Leah Williams has the tough job of making us see the viewpoint of the villains in this line wide crossover. She’s working with a good line up of mutants, with the exception of Moneta, who is immediately unlikable. This issue has some issues, the most important being that it’s very slow. It’s not a bad set up, but this is a book that is easy to lose interest in waiting for the build up. Williams starts us off with a joke between Bobby and Jubilee about the difference between a baking sheet and wax paper. While this joke has a part to play in the story, Williams beats it into the ground. It’s essentially said for almost half of the issue between them. The next problem is that Moneta and Northstar speak French, which is fine here and there, but this issue they do it too much and there isn’t a translation. On the positive side, Characterization for characters like Northstar, and oddly enough Blob, are fun and refreshing. It’s nice to see Blob take a leadership role and be a decent mutant for once. We are left with an interesting send off, but it does kind of end on a downer for the team. This is an issue that should leave you wanting to read the next book, but not desperately wanting to read it.
The pencils this issue are handled by Georges Jeanty with inks by Roberto Poggi and colors by Jim Charalampidis. The pencils have a few problems with them as well in this issue. For starters, early in the book, Bobby and Jean-Paul look very similar. There also seem to be a few problems with details on faces. In a panel where Moneta is upset that Northstar called her a name, Jeanty draws her with very little detail.

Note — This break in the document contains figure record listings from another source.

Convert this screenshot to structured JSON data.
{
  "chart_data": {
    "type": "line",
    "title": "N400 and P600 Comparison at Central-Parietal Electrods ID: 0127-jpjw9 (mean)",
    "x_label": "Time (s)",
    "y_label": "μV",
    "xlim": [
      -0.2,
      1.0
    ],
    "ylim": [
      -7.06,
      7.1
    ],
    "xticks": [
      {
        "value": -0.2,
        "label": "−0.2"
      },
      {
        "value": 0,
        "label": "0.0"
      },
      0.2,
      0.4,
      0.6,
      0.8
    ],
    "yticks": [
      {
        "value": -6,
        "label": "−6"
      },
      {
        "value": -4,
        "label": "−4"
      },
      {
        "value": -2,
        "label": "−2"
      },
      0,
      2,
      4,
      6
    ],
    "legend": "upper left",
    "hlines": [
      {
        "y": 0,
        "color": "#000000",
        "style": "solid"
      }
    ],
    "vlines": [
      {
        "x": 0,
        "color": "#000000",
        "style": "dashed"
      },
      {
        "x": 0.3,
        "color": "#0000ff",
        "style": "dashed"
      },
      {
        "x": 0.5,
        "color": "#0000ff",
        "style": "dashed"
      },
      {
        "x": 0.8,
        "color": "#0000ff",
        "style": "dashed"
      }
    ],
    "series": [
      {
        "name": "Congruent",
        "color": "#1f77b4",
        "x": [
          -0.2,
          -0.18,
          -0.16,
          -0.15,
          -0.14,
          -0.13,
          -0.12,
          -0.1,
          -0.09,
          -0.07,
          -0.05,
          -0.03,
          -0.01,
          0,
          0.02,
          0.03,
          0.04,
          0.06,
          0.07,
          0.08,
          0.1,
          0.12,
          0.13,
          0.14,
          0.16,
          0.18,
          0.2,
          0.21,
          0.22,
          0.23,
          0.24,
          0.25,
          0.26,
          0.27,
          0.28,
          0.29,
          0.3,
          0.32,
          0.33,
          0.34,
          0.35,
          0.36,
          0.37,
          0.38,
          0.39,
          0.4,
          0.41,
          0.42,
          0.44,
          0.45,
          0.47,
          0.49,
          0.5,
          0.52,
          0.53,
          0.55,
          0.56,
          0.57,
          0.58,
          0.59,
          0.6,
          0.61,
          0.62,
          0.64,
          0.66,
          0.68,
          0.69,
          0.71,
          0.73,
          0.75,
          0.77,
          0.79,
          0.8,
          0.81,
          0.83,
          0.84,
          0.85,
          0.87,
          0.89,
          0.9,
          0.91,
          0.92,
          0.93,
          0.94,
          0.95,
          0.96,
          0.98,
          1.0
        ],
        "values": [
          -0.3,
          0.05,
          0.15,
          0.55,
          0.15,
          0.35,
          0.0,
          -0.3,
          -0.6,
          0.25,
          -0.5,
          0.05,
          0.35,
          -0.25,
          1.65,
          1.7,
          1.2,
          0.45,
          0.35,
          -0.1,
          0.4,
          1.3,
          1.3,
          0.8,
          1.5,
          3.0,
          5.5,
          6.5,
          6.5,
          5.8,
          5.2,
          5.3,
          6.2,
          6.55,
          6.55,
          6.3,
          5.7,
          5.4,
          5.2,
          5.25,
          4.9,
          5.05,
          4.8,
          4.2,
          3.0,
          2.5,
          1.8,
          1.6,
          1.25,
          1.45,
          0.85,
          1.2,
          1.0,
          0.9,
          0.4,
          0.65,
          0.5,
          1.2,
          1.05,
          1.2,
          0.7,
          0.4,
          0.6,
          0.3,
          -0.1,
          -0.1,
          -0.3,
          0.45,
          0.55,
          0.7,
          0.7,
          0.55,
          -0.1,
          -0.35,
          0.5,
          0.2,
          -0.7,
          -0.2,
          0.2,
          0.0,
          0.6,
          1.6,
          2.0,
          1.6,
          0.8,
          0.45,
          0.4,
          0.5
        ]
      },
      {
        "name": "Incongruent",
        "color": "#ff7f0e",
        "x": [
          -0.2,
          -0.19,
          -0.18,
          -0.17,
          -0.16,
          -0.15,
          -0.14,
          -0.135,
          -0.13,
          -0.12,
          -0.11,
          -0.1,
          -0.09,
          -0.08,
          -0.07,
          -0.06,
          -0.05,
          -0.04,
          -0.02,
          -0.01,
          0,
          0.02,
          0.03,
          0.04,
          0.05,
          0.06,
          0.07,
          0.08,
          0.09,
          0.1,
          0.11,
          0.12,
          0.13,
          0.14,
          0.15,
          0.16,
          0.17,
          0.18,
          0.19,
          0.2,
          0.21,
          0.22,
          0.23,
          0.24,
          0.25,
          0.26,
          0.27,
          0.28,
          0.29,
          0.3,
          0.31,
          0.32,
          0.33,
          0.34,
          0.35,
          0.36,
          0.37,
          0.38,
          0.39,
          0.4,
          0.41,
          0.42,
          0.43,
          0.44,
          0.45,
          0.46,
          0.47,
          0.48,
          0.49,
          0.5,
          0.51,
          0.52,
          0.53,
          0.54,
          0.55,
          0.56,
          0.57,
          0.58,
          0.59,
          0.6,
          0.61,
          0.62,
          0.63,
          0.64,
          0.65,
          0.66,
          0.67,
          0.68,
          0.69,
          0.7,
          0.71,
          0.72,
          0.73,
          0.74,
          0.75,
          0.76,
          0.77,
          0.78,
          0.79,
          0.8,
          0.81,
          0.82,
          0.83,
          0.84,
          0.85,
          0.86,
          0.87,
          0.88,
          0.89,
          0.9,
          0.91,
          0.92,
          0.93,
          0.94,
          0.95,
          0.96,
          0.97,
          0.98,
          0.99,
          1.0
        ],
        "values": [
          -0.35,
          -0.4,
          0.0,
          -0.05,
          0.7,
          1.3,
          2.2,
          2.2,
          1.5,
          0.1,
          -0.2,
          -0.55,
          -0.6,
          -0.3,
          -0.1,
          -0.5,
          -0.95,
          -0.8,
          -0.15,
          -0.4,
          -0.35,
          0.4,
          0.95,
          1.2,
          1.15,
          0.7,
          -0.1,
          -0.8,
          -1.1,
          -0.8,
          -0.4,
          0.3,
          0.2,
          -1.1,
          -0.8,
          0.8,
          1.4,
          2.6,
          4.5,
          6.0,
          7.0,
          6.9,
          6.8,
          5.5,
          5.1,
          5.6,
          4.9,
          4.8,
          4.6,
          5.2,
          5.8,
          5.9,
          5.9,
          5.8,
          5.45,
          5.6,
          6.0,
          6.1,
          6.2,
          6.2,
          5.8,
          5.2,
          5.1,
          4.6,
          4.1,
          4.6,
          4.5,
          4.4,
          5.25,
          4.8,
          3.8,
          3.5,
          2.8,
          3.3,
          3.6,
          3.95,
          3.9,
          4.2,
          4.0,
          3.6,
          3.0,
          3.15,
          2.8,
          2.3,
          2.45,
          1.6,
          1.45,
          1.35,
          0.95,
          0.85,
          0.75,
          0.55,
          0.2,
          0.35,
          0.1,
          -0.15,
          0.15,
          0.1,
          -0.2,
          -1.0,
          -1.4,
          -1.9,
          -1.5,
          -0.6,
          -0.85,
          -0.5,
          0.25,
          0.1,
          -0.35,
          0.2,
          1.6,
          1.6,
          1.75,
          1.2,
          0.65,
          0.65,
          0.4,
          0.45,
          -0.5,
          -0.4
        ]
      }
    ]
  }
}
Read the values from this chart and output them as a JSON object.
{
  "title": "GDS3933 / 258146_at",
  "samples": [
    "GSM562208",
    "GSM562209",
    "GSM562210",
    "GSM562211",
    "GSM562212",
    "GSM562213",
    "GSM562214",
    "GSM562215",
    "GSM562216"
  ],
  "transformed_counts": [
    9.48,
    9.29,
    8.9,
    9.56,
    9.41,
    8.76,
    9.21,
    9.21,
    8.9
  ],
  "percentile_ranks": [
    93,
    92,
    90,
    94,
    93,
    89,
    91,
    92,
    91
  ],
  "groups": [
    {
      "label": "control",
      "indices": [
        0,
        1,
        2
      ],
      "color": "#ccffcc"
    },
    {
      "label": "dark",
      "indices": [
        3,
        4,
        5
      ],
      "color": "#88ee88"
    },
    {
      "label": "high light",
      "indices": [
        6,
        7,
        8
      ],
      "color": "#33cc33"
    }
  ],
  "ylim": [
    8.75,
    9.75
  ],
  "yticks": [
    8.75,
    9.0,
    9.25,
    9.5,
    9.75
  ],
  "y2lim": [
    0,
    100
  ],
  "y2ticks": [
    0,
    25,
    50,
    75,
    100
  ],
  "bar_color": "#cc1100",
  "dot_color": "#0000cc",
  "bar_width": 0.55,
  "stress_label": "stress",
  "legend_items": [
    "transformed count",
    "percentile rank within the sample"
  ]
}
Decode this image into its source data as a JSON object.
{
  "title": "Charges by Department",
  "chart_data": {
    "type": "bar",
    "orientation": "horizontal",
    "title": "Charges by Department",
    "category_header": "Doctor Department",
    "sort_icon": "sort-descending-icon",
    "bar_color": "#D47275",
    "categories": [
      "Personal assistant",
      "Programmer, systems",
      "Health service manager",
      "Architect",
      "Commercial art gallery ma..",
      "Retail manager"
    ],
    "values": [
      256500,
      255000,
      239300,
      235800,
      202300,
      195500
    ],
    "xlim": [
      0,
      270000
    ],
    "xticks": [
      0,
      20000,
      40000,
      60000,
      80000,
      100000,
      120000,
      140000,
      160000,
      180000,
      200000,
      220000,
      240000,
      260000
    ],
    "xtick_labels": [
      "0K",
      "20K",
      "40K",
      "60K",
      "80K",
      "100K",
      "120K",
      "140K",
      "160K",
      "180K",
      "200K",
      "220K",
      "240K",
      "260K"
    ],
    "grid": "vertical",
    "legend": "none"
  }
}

Her eyes look similar to something you would see in a Sunday morning newspaper. Jeanty does have some good panels here as well though. As the team goes to arrest a repeat offender, there is a panel where the mutant transforms into a giant rat. This is a nice panel and shows what Jeanty is capable of. The inks by Roberto Poggi help Jeanty in these panels, as he allows Jeanty’s pencils to pop. The colors by Jim Charalampidis are very good here. Charalampidis uses some vibrant colors in this issue when dealing with the pink from Psylocke’s psychic knife, or the blue when Bobby ices up. Little things like a blue painting in the background draw your attention because of how well and detailed Charalampidis work is.
X-Tremists is most likely a slow burn and this issue is no doubt a set up for the series. Having said that, it had it’s problems and at times was too slow moving. Williams will bring people back for the next issue, but it really needs to pick up to maintain interest. The art this issue also had it’s hiccups, but it’s by no means terrible. Sometimes it takes a while to get used to an artists style. X-Tremists is a decent start, but the weakest of the Age of X-Man stories so far.